I’ve had my antenna mounted in the attic and plugged into the Recast for a few weeks now and I can say that so far I’m pretty happy with everything. The ClearStream 2MAX antenna and preamp work great, though I haven’t tried watching TV in bad weather yet. I’m also thinking of installing a reflector for my antenna to see if that helps some of the weaker channels come in more consistently.
In my experience the Fire TV Recast is only okay so far and leaves a lot to be desired. After a few more weeks I may end up trying something else, like the Tablo Quad. If I do that I’ll be sure to write up my thoughts on how they compare.
So I’m not ready to cut the cord and get rid of cable yet, but I’m a lot closer than I was a few weeks ago when I decided to buy all this equipment.
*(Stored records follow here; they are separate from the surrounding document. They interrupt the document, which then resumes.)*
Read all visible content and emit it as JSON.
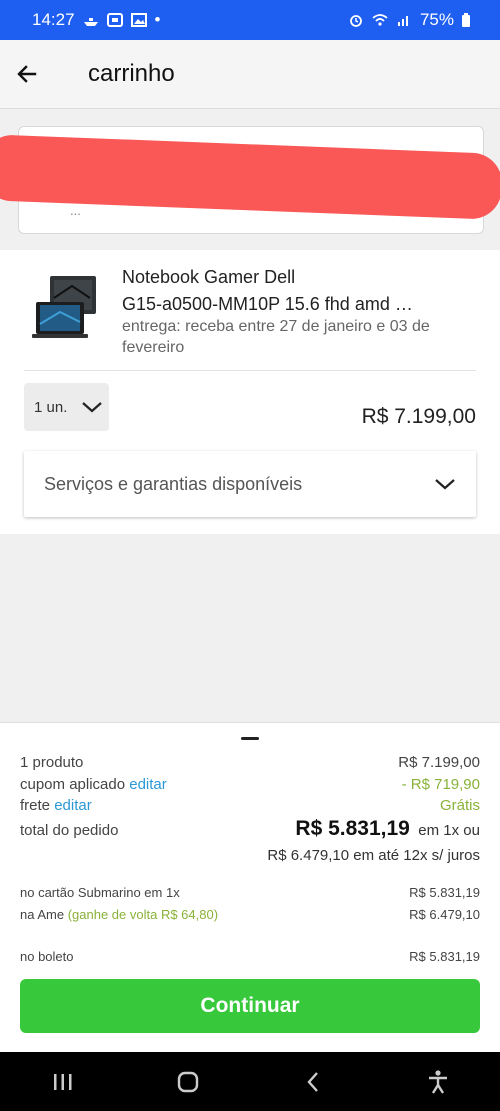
{
  "status_bar": {
    "time": "14:27",
    "dot": "•",
    "battery": "75%",
    "icons": [
      "ship-icon",
      "calendar-icon",
      "image-icon",
      "alarm-icon",
      "wifi-icon",
      "signal-icon",
      "battery-icon"
    ]
  },
  "app_bar": {
    "title": "carrinho",
    "back_icon": "arrow-left-icon"
  },
  "address": {
    "partial_text": "..."
  },
  "product": {
    "title_line1": "Notebook Gamer Dell",
    "title_line2": "G15-a0500-MM10P 15.6 fhd amd …",
    "delivery": "entrega: receba entre 27 de janeiro e 03 de fevereiro",
    "quantity": "1 un.",
    "price": "R$ 7.199,00",
    "services_label": "Serviços e garantias disponíveis"
  },
  "summary": {
    "products_label": "1 produto",
    "products_value": "R$ 7.199,00",
    "coupon_label": "cupom aplicado",
    "coupon_edit": "editar",
    "coupon_value": "- R$ 719,90",
    "shipping_label": "frete",
    "shipping_edit": "editar",
    "shipping_value": "Grátis",
    "total_label": "total do pedido",
    "total_value": "R$ 5.831,19",
    "total_suffix": "em 1x ou",
    "installments": "R$ 6.479,10 em até 12x s/ juros",
    "card_label": "no cartão Submarino em 1x",
    "card_value": "R$ 5.831,19",
    "ame_label": "na Ame",
    "ame_cashback": "(ganhe de volta R$ 64,80)",
    "ame_value": "R$ 6.479,10",
    "boleto_label": "no boleto",
    "boleto_value": "R$ 5.831,19",
    "continue_label": "Continuar"
  },
  "colors": {
    "status_bar": "#1e5ef0",
    "link": "#2c98d6",
    "cashback": "#8ab23a",
    "continue_button": "#37c93b",
    "redaction": "#fa5757"
  }
}
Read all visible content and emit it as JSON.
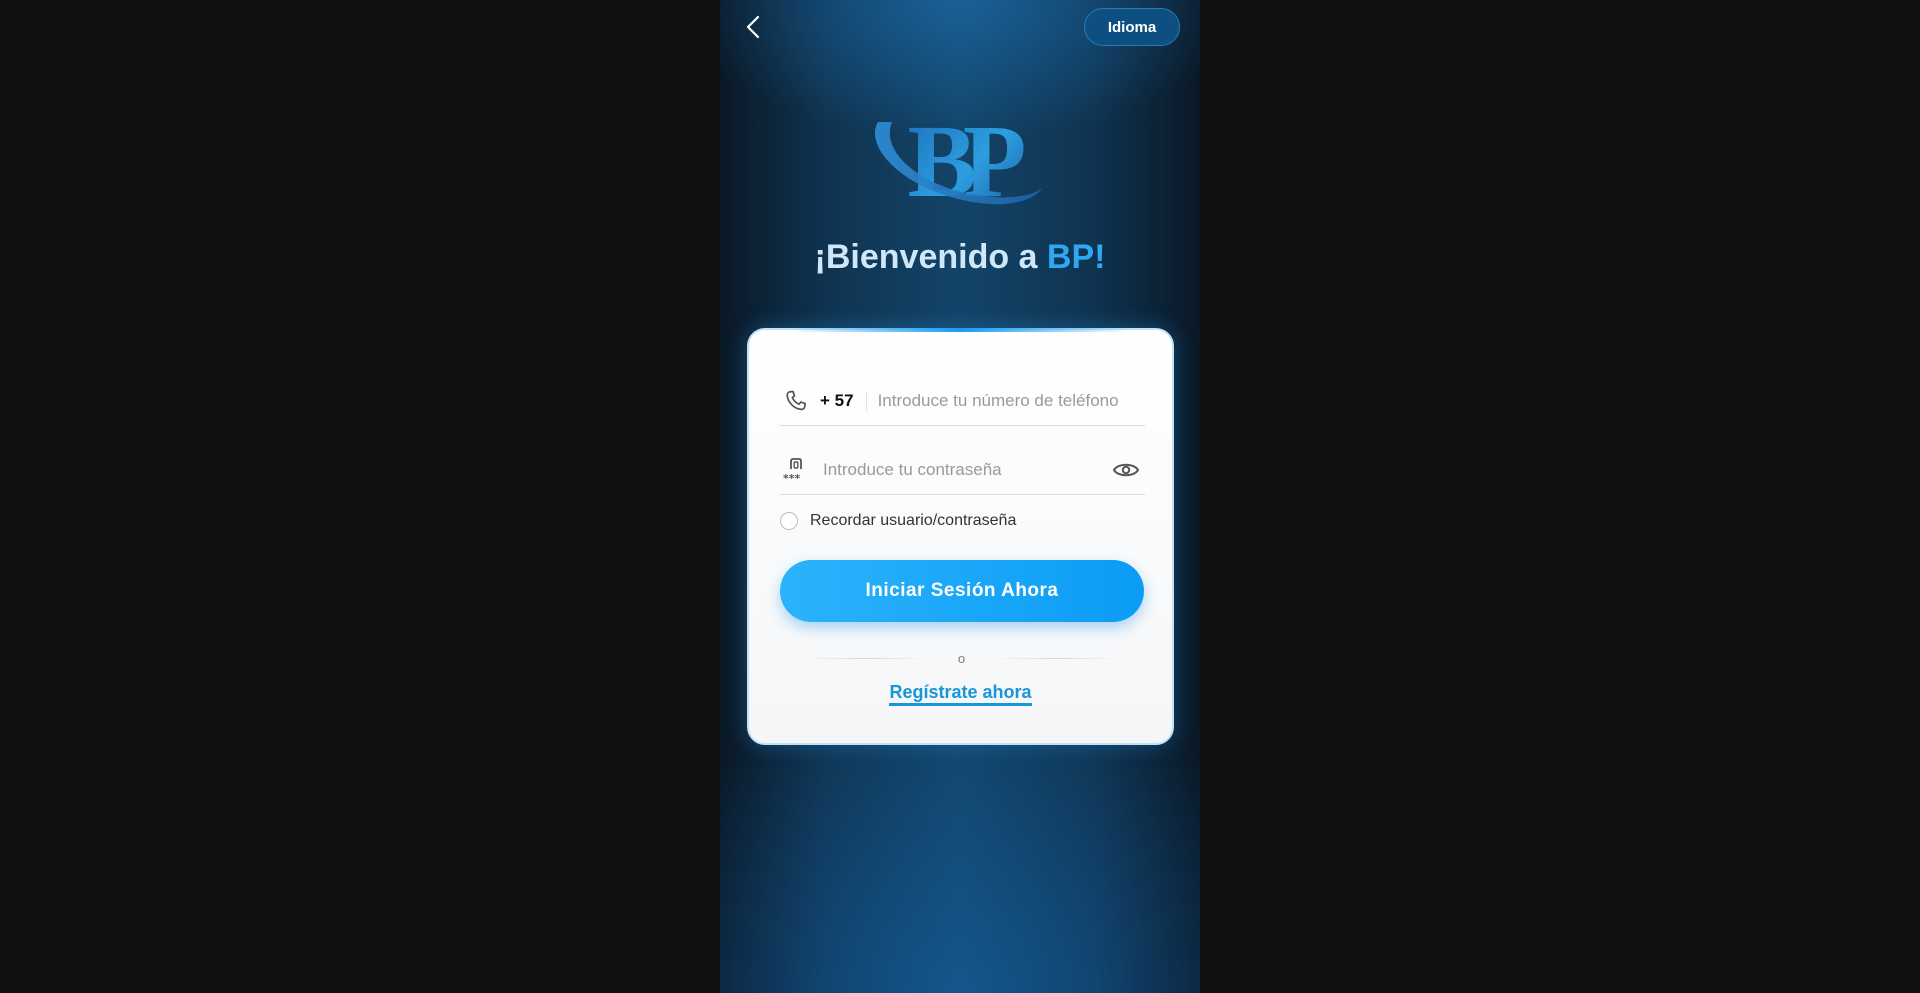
{
  "header": {
    "back_icon": "chevron-left-icon",
    "language_label": "Idioma"
  },
  "brand": {
    "logo_letters": "BP",
    "welcome_prefix": "¡Bienvenido a ",
    "welcome_accent": "BP!",
    "accent_color": "#2ea8f2"
  },
  "login_form": {
    "phone": {
      "icon": "phone-icon",
      "country_code": "+ 57",
      "placeholder": "Introduce tu número de teléfono",
      "value": ""
    },
    "password": {
      "icon": "password-lock-icon",
      "placeholder": "Introduce tu contraseña",
      "value": "",
      "toggle_icon": "eye-icon"
    },
    "remember_label": "Recordar usuario/contraseña",
    "remember_checked": false,
    "submit_label": "Iniciar Sesión Ahora",
    "button_color": "#0b9cf5",
    "divider_text": "o",
    "register_label": "Regístrate ahora",
    "link_color": "#1896d8"
  }
}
My hope is that we can start watching more free TV and less cable at my house, and when our contract with the cable company ends we can have a real discussion about if it is needed anymore.
To learn more about antennas, reception, and to see reviews of many related products check out Antenna Man’s channel on YouTube. It is a great resource that I’ve used a ton in choosing my antenna, preamp, and learning how to crimp coax cable.